By default contracts in binary-class/* check only function arguments. If you need more security or more performance, you may use instead their submodules: Submodule safe gives maximum safety and contract checks, submodule unsafe gives maximum performance, but no check at all.

 (require (submod binary-class safe))
 (require (submod binary-class unsafe))
 (require (submod binary-class/base safe))
 (require (submod binary-class/base unsafe))
 (require (submod binary-class/common safe))
 (require (submod binary-class/common unsafe))
 (require (submod binary-class/string safe))
 (require (submod binary-class/string unsafe))

5 Contracts

 (require binary-class/contract) package: binary-class

This module introduces useful contracts for use with binary classes.

procedure

(binary/c value-contract)  contract?

  value-contract : contract?
Returns contract for binary with value contracted by value-contract

syntax

(binary-class/c binary-class-id maybe-opaque member-spec ...)

 
maybe-opaque = 
  | #:opaque
     
member-spec = method-spec
  | (field field-spec ...)
  | (init field-spec ...)
  | (init-field field-spec ...)
  | (inherit method-spec ...)
  | (inherit-field field-spec ...)
  | (super method-spec ...)
  | (inner method-spec ...)
  | (override method-spec ...)
  | (augment method-spec ...)
  | (augride method-spec ...)
  | (absent absent-spec ...)
     
method-spec = method-id
  | (method-id method-contract-expr)
     
field-spec = field-id
  | (field-id contract-expr)
     
absent-spec = method-id
  | (field field-id ...)
Defines contract for binary class. binary-class-id should be an id of existing binary class. Rest arguments are the same as for class/c.

procedure

(unsigned-integer/c bytes [bits-per-byte])  flat-contract?

  bytes : exact-integer?
  bits-per-byte : exact-integer? = 8
Defines contract for integer-be and integer-le with given bytes and bits-per-byte. Checks that value is exact integer and in avalable range.

procedure

(signed-integer/c bytes [bits-per-byte])  flat-contract?

  bytes : exact-integer?
  bits-per-byte : exact-integer? = 8
Defines contract for signed with given bytes and bits-per-byte.

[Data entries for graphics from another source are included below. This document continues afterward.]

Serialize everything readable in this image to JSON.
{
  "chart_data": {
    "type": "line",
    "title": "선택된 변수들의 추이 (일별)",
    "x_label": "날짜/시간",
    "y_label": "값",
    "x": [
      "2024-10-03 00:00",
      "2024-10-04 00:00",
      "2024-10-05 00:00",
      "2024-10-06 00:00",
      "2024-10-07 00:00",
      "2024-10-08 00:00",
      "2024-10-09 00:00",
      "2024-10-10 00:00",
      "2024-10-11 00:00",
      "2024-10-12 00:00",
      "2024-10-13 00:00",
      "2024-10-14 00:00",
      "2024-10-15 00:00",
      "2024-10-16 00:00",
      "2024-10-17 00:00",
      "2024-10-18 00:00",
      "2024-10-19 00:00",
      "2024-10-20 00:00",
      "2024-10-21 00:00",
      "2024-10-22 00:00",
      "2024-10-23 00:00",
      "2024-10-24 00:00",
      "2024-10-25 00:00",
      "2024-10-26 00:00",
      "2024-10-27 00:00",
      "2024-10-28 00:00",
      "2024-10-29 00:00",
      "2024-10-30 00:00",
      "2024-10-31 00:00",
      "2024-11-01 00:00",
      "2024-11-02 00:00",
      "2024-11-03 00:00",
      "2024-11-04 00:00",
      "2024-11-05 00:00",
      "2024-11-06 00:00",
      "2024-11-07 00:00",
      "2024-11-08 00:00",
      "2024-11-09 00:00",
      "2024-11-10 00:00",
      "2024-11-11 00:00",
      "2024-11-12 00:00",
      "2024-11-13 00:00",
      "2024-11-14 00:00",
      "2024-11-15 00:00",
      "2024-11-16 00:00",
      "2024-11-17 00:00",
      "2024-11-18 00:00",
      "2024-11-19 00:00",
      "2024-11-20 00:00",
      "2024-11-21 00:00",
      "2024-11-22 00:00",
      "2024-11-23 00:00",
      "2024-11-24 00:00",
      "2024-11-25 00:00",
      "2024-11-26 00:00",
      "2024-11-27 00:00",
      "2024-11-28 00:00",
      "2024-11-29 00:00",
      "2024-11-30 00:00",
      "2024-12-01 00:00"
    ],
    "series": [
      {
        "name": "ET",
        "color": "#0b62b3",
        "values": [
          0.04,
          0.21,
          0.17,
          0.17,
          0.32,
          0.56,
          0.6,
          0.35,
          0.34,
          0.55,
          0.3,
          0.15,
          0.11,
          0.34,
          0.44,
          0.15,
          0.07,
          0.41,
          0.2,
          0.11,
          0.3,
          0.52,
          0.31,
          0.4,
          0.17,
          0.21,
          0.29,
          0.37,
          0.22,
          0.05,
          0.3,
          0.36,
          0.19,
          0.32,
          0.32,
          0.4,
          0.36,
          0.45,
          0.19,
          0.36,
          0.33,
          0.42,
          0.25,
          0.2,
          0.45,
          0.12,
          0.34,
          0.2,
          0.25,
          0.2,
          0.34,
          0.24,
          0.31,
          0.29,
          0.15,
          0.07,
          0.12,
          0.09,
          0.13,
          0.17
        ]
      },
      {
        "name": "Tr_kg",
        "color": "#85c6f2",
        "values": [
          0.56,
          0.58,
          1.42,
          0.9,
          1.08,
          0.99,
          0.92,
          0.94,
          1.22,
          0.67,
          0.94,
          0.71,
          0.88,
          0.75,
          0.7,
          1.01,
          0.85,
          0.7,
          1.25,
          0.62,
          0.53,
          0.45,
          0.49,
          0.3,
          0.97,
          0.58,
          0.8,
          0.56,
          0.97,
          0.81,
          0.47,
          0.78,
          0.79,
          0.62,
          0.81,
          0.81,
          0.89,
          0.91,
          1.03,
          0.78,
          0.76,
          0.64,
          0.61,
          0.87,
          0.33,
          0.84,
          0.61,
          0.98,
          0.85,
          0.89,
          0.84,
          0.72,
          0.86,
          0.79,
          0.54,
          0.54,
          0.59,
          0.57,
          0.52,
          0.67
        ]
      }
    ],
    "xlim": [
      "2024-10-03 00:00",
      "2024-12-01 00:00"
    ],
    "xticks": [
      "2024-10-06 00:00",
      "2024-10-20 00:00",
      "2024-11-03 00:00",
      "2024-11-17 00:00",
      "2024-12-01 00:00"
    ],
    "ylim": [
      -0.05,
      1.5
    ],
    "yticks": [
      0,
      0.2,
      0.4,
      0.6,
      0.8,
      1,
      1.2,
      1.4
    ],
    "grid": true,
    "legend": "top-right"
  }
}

Checks that value is exact integer and in avalable range.

value

u1? : flat-contract?

value

u2? : flat-contract?

value

u3? : flat-contract?

value

u4? : flat-contract?

Contracts for u1u4 and l1l4.

value

iso-8859-1-char? : flat-contract?

Contract for ISO 8859-1 character. Asserts that it can be converted to ISO 8859-1 charset.

value

ucs-2-char? : flat-contract?

Contract for UCS-2 character. Asserts that it can be converted to UCS-2 charset.

value

iso-8859-1-string? : flat-contract?

Contract for ISO 8859-1 string. Asserts that all chars can be converted to ISO 8859-1 charset.

value

ucs-2-string? : flat-contract?

Contract for UCS-2 string. Asserts that all chars can be converted to UCS-2 charset.

procedure

(iso-8859-1-len/c len)  flat-contract?

  len : real?
Recognizes ISO 8859-1 strings that have fewer than len characters.

procedure

(ucs-2-len/c len)  flat-contract?

  len : real?
Recognizes UCS-2 strings that have fewer than len characters.

procedure

(iso-8859-1-terminated/c terminator)  flat-contract?

  terminator : char?
Recognizes ISO 8859-1 strings that doesn’t have terminator character.

procedure

(ucs-2-terminated/c terminator)  flat-contract?

  terminator : char?
Recognizes UCS-2 strings that doesn’t have terminator character.

procedure

(string-terminated/c terminator    
  [char-contract])  flat-contract?
  terminator : char?
  char-contract : flat-contract? = any/c
Recognizes strings that doesn’t have terminator character and whose characters match char-contract.